A tour of Knossos Palace in Crete
You travel to the very depths of European history and mythology when you visit Knossos Palace, just outside Heraklion, the capital of Crete. This was not only the site of Minoan Crete’s grandest palace but also where the legendary King Minos is said to have built the labyrinth to contain the deadly Minotaur. That is until it was killed by the heroic Theseus who escaped back to Athens with King Minos’ daughter, Ariadne.
Walking around, you will be struck by the sophistication of a civilisation that reached its peak 4,000 years ago. The drainage system is intricate and some houses were so grand that they rose up to five storeys in height. Public and private spaces were adorned with ornate frescoes, pottery and wall paintings. In fact, some of the Minoan artwork is so iconic that it continues to inspire artists today.
From the excavations of British archaeologist Arthur Evans at the turn of the 19th century, you will learn that this was actually the second Minoan palace on the site, replacing an earlier palace destroyed in an earthquake on the island of Crete in around 1700 BC. Another earthquake eventually led to this palace being abandoned, though not before becoming established as Europe’s oldest city.
Knossos Palace is big and sprawling (43,000m2), once containing 1,300 rooms connected with corridors around a main courtyard. So the best way of exploring it and understanding its secrets is with a licensed guide.
Highlights of Knossos Palace
Remnants of a royal residence
To the east are the once-lavish royal quarters and workshops and to the west the Propylon and Facade and the Little Palace. You’ll find the shrines, storerooms and banquet halls of the palace as well as Knossos Palace’s all-important Throne Room, the oldest in Europe.
A window into everyday Minoan life
It is in the details of everyday life that Knossos Palace tells perhaps its most revealing stories about Minoan Crete. Look out for the irrigation drains, terracotta pipes and cisterns for drinking water. The entire palace is said to resemble a labyrinth, which some say led to the link with the Minotaur and Theseus.
Iconic frescoes and artwork
To the northwest, you will find the House of the Frescoes, adorned with artwork on the walls and the Villa of Dionysos, a private residence decorated with splendid mosaics. But the most famous artwork of Knossos Palace (and amongst the best-known of Bronze Age history generally) is without doubt the Bull-leaping Fresco and Leaping Dolphins decorating the Queen’s Megaron.
The Archaeological Museum
To get the full experience, you should also visit the Archaeological Museum of Heraklion to view other artefacts unearthed in the palace, including pottery, wall paintings and figurines. Highlights include the Linear B tablets (with a text that predates the Greek alphabet), the Bull Leaper’s fresco and the Bull’s Head rhyton.
How do I get to Knossos Palace from Heraklion?
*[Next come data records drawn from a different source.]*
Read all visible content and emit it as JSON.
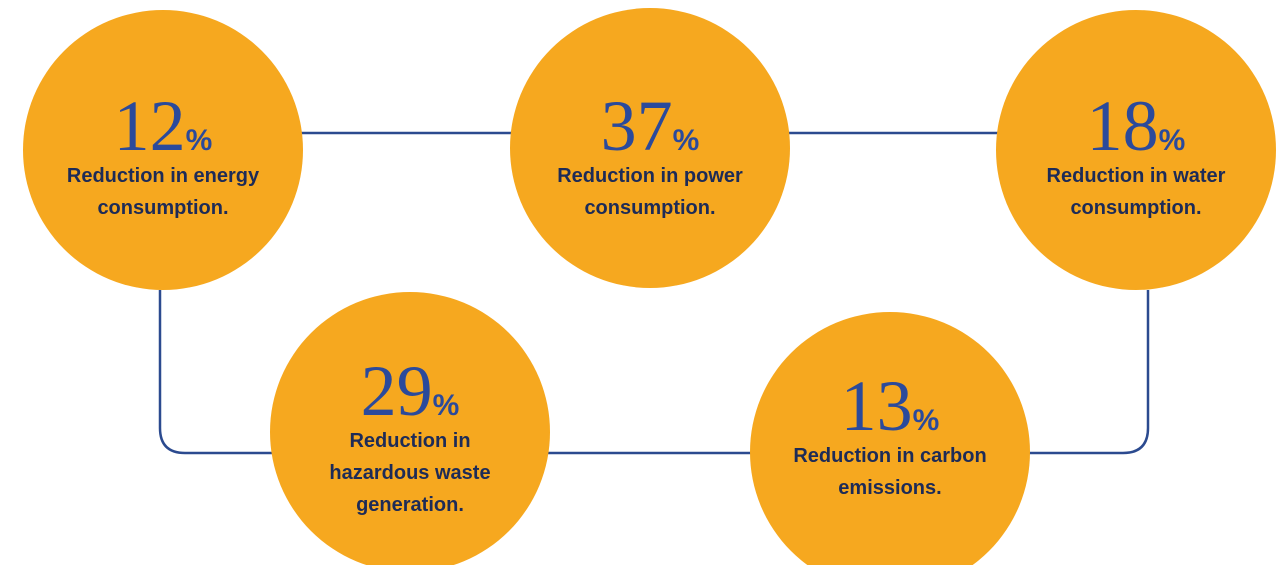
{
  "items": [
    {
      "value": "12",
      "unit": "%",
      "lines": [
        "Reduction in energy",
        "consumption."
      ]
    },
    {
      "value": "37",
      "unit": "%",
      "lines": [
        "Reduction in power",
        "consumption."
      ]
    },
    {
      "value": "18",
      "unit": "%",
      "lines": [
        "Reduction in water",
        "consumption."
      ]
    },
    {
      "value": "29",
      "unit": "%",
      "lines": [
        "Reduction in",
        "hazardous waste",
        "generation."
      ]
    },
    {
      "value": "13",
      "unit": "%",
      "lines": [
        "Reduction in carbon",
        "emissions."
      ]
    }
  ]
}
You can reach Knossos Palace by car or taxi in around 15mins from Heraklion (6km). Alternatively, catch the No.2 bus (‘Knossos’) from near the Archaeological Museum of Heraklion.
How do I get to Heraklion?
If you are travelling from Chania (142km), take the bus (KTEL) to Heraklion or go by car. Likewise, if you are staying in Rethymno (82km) you can reach Knossos by KTEL bus or car.
When is the best time to visit Knossos Palace?
You can visit the Palace of Knossos – and the island of Crete – at any time in the year, but you will enjoy it most in spring and autumn, when the weather is milder and there are fewer people. Keep in mind that seasonal opening times apply.
Discover Greece tip: If you go in July and August, morning or late afternoon is best.
How long does it take to visit the Palace of Knossos?
You can cover the palace in around 1hr 30mins, which is also the length of most organised tours. Of course, if you want to explore more thoroughly, you will need longer.
How much do tickets for Knossos Palace cost?
Tickets are €15 per person and the reduced price is €8.
Discover Greece tip: By booking a guided tour, you can also benefit by skipping entrance queues, which can be quite long in peak months.
- You will find all the basics (snacks & drinks, toilets) close to the entrance.
- There’s little shade and the palace is expansive so don’t forget your hat, sunglasses and sunscreen and bring a water bottle.
- Wear comfortable footwear.
- For visitors with disabilities, there are facilities including parking and toilets. Most of the site is accessible, but not all of it.
- You can book an organised tour of Knossos with Cretan Guides.